Un workshop per musicisti ma aperto al pubblico sulle uilleann pipes, le famose cornamuse irlandesi, strumento imprescindibile della musica Irish tradizionale ma non solo. Nate con una struttura simile a quella attuale (che risale al XVI secolo) già nel Medioevo, si distinguono dalle altre cornamuse per un suono più dolce ed una maggiore estensione della scala. Il docente d’eccezione sarà Fabio Rinaudo, massima eccellenza nel settore. Rinaudo da circa trent’anni è attento studioso e interprete delle uilleann pipes che ha suonato in migliaia di concerti in tutto il mondo. Il workshop è concepito come un’affascinante lezione-concerto.

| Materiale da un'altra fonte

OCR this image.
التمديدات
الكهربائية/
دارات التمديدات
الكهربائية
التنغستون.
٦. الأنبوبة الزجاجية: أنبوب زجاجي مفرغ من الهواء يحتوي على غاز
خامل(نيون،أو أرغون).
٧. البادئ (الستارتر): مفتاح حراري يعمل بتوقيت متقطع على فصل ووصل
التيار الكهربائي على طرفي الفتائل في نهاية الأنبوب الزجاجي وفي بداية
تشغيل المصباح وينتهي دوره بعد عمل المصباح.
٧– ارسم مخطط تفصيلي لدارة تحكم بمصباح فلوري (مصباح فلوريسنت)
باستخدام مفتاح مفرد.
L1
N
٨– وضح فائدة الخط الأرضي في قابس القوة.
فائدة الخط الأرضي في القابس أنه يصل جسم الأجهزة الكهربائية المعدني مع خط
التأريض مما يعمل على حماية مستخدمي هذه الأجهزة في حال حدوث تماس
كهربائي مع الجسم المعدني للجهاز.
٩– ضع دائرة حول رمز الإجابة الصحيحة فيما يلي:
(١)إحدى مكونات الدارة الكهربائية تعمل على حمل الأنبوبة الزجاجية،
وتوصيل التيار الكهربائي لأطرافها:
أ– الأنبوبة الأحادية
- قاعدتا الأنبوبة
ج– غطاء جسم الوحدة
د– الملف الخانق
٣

DANZA – ballare la danza irlandese

La danza irlandese è nell’immaginario comune uno dei simboli della tradizione dell’”Isola di smeraldo” e può essere divisa sommariamente in due grandi categorie: figure dancing e solo dancing. La prima è una forma di danza di gruppo, che prevede movimenti o figure complesse e con un numero variabile di ballerini e comprende principalmente il set dancing e il céilí dancing. La seconda è una forma di danza solista, che prevede passi di danza ballati da una sola persona per volta o da più ballerini, ma senza una necessaria interazione o contatto fisico. L’enfasi della danza è quasi completamente sul movimento dei piedi. Le mani, se utilizzate, hanno un ruolo marginale.
Il workshop, tenuto da qualificati professionisti della Tara Dance Academy, che si sono perfezionati in Irlanda ed aperto a curiosi ed appassionati di tutte le età (compresi i bambini), vuole essere un momento di aggregazione per avvicinare il pubblico ad una disciplina di sicuro impatto che, accompagnata da un repertorio musicale legato alla tradizione, fa della convivialità un indubbio punto di forza.

Birra e gastronomia

Una delle tipicità irlandesi riconosciuta in tutto il mondo è sicuramente l’arte birraria, che nella costruzione della tipica stout scura, caratterizzata dal suo gusto inconfondibile e dalla tipica schiuma bianca, compatta e cremosa, ne fa uno dei vanti internazionali. La parola birra in Irlanda è soprattutto sinonimo di Guinness, uno dei simboli di Dublino, ma molti sono i brand famosi in tutto il mondo. A proposito di stout non si può non citare la Murphy’s di Cork, se parliamo di lager ed ale non possiamo non menzionare rispettivamente la Harp e la rossa Kilkenny.

Durante il Festival sono previsti momenti di degustazione di tipicità gastronomiche irlandesi, la cui cucina è basata spesso sul binomio carne e patate. Tra i piatti della tradizione si cita l’Irish stew, stufato di carne cotto con patate e verdure, lo Spezzatino alla Guinness, solitamente servito con le mashed potatoes e il Fish and chips, classico del “dopo pub” ma godibile in ogni momento della giornata. Per andare incontro anche ad un possibile pubblico vegetariano abbiamo pensato anche al Colcannon, gustoso piatto della tradizione composto da una sorta di stufato di cavolo con patate.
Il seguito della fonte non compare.